Two months before his death, Castro used the image as a backdrop in a speech he made at the organization of Latin American Solidarity (OLAS), “metaphorically resurrecting Che before he even died,” as writer Michael Casey puts it.  The Argentine Marxist revolutionary had not been heard from for several months after his failed campaign in the African Congo. He was rumored to be in several places at once, conducting guerilla warfare “somewhere in Latin America”, according to Castro.  After his death at the hands of the Bolivian government was confirmed, the Korda image began appearing all over the world, from rioter’s posters in the Paris riots of 1968 to art galleries in New York.

Today, the polemical image is protected under U.S. GATT visual art copyright number VA-1-276-975, which belongs to Korda’s daughter, Diana Díaz, and the Cuban government.  Web sites such as TheCheStore.com and jiiggy.com offer a wide variety of paraphernalia including, shirts, pants, caps, bandanas, wallets, backpacks, coffee mugs bearing the Korda image.  Díaz is constantly embroiled in litigation over the unlicensed use of the Korda image, which often results in large settlements for her.  It is unpleasantly ironic that the image of a man who vehemently opposed consumerism, and advocated a society based on “moral incentives” and the relinquishing of material goods, should have become one of its most recognizable and globalized faces. 

Guevara is no longer a valid countercultural or underground symbol; his image has become main stream through continual use and dissemination over the past four decades.  His myth and famous picture now belong to everyone, made to fit any way the wearer likes.  From the fourteen year-old girl living in a shanty in Buenos Aires, to the village of Vallegrande in Bolivia, where pious old women pray to shrines of “San Ernesto”, to the septuagenarian denouncing Guevara as the cold blooded mass murderer in a café on Calle Ocho. Guevara remains an enigma to all.  “Guerrillero Heroico” has propelled Guevara to legendary status both venerated and hated. His presence was ensured in the collective consciousness for years to come.

Some revere Guevara as nothing less than a hero, but there are voices of disagreement. Some view him as nothing more than a brutal executioner, responsible for hundreds of deaths during the La Cabaña tribunals, and claim his so called “revolutions” in South America to be reinforcement of brutal military juntas.
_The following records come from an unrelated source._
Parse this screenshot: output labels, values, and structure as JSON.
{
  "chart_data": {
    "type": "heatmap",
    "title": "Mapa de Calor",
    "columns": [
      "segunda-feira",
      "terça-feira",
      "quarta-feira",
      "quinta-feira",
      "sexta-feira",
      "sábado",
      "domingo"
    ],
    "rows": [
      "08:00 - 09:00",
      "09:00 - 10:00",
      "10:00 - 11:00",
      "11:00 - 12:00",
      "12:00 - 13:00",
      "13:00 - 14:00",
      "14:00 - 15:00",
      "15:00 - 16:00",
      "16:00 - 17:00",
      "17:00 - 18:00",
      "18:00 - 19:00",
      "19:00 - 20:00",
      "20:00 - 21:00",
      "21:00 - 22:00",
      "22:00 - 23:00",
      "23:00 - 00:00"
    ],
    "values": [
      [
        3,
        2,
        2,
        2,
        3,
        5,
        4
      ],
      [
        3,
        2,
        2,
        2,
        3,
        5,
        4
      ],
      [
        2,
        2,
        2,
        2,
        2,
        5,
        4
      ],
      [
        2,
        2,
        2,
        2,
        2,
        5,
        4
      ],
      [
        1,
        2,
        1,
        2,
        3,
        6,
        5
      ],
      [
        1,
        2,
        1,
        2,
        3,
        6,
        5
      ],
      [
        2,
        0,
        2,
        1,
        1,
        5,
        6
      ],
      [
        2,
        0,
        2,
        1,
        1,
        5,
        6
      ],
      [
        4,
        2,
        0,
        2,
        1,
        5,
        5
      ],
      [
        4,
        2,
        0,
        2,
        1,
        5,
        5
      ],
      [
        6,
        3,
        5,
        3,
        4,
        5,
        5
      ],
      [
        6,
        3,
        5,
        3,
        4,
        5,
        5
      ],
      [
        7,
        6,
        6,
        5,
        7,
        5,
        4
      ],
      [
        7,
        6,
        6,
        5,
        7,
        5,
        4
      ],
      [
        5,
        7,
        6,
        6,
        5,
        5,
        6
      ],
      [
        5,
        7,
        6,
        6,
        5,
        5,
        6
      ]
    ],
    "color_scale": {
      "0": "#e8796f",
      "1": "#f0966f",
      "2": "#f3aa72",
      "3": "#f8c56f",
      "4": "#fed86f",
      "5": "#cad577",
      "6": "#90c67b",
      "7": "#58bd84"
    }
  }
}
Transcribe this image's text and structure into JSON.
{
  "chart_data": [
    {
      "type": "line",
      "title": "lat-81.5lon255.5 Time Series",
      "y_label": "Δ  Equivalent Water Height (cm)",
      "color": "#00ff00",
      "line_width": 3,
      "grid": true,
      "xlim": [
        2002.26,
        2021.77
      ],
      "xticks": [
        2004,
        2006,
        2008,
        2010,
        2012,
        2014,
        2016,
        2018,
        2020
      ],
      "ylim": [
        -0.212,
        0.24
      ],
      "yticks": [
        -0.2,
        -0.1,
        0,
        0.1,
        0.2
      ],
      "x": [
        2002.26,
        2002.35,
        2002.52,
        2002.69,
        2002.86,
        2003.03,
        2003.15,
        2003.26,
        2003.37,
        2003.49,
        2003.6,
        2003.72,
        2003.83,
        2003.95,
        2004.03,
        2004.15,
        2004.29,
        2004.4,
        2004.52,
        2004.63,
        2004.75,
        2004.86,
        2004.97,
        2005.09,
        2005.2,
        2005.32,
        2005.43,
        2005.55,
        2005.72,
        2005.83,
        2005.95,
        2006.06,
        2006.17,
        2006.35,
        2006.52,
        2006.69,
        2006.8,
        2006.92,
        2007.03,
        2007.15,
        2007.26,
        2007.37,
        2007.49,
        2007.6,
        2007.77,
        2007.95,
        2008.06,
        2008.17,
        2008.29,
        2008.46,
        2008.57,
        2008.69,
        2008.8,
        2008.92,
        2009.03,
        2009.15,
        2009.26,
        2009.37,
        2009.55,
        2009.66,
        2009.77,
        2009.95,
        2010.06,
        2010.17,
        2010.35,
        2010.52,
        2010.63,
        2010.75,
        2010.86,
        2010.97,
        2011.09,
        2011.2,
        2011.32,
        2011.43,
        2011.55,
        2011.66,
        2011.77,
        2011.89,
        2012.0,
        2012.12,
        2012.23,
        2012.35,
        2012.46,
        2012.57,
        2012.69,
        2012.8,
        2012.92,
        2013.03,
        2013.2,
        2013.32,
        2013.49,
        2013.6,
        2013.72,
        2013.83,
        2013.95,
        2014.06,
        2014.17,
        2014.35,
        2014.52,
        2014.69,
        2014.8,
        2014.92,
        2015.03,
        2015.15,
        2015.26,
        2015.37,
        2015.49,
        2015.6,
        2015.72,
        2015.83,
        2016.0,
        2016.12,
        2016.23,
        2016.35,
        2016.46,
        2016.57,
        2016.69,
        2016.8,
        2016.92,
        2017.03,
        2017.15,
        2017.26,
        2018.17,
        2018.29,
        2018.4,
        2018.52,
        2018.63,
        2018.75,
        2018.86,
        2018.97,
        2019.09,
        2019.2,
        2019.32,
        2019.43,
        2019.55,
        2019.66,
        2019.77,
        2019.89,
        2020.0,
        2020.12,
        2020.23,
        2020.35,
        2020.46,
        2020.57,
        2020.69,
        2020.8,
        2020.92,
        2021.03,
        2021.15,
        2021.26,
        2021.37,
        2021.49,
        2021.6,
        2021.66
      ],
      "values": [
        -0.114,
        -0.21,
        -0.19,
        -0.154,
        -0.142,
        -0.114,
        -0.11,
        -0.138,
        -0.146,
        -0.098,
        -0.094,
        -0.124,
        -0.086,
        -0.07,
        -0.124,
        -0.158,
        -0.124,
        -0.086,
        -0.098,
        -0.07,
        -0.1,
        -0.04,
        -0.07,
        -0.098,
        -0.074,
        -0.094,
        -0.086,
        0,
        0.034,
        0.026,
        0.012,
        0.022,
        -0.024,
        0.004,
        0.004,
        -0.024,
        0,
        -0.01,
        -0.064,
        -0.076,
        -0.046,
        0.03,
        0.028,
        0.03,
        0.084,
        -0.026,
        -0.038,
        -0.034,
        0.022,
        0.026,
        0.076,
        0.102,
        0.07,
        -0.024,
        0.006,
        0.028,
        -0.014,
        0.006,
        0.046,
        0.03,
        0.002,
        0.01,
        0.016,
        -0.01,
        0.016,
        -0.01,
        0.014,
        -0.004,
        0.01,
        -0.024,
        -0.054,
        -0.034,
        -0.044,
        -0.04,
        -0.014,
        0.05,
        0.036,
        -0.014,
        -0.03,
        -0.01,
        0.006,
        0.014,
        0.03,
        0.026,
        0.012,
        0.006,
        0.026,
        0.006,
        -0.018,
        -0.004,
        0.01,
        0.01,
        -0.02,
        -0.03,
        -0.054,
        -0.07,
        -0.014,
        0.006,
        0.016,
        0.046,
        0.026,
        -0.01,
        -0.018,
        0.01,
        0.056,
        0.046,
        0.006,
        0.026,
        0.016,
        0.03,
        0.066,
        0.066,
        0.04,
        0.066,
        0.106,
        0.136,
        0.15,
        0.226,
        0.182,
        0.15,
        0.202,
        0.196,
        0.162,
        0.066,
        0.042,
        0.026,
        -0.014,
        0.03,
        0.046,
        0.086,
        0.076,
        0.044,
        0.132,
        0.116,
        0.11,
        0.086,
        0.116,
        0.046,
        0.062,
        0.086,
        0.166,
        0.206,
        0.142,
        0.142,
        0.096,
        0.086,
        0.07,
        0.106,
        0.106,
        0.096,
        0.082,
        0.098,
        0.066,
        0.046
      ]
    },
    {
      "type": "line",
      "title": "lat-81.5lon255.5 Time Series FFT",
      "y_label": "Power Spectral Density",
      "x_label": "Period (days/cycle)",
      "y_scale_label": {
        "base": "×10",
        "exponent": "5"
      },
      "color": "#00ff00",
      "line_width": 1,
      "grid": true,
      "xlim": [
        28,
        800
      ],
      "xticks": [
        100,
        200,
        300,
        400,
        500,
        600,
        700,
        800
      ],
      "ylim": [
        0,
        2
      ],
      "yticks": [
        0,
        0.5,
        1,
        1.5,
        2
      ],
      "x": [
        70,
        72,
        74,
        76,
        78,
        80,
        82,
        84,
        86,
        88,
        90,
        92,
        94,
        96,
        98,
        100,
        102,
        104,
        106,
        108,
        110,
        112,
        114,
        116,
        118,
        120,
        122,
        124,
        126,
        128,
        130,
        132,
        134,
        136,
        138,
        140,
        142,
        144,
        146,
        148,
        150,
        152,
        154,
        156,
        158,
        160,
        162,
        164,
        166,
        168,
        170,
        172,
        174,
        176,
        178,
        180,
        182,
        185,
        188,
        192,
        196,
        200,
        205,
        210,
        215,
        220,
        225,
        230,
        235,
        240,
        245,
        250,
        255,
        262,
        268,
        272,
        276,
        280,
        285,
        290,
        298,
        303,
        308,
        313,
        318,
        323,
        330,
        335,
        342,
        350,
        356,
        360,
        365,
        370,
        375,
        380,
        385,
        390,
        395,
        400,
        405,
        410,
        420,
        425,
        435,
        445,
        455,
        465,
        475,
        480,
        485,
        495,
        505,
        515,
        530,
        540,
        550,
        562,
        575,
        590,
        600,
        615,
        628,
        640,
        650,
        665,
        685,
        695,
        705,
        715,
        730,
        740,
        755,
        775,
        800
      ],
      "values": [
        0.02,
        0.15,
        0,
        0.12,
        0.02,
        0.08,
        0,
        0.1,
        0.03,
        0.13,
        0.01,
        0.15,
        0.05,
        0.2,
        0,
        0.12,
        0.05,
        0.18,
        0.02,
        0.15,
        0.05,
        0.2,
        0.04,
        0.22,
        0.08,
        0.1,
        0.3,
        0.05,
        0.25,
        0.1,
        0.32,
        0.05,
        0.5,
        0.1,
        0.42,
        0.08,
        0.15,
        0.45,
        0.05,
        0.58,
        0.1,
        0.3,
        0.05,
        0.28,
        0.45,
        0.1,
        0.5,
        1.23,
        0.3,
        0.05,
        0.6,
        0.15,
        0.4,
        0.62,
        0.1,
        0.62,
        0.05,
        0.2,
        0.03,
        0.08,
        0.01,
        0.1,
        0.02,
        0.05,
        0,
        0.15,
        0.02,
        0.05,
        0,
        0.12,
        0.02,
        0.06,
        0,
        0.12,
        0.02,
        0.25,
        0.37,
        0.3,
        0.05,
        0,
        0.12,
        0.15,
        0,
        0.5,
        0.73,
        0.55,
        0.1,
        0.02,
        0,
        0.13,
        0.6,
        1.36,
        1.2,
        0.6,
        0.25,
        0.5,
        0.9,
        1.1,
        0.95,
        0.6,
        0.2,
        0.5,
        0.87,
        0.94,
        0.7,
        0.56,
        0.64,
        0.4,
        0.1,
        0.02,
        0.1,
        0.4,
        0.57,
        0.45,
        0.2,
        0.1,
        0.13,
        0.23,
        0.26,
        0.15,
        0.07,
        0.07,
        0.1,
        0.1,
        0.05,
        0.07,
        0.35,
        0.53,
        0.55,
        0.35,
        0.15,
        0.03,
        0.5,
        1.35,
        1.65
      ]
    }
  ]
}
British historian Hugh Thomas said, in his assessment of Guevara, called him a “brave, sincere and determined man who was also obstinate, narrow, and dogmatic…he seems to have become convinced of the virtues of violence for its own sake”.

But people, particularly the younger generations, continue to sport his face on their clothes. However, what is not alright is sporting such merchandise without knowing who the man was, what he stood for, and what he did.  Such ignorance and naiveté should be condemned considering how delicate the topic of Guevara is.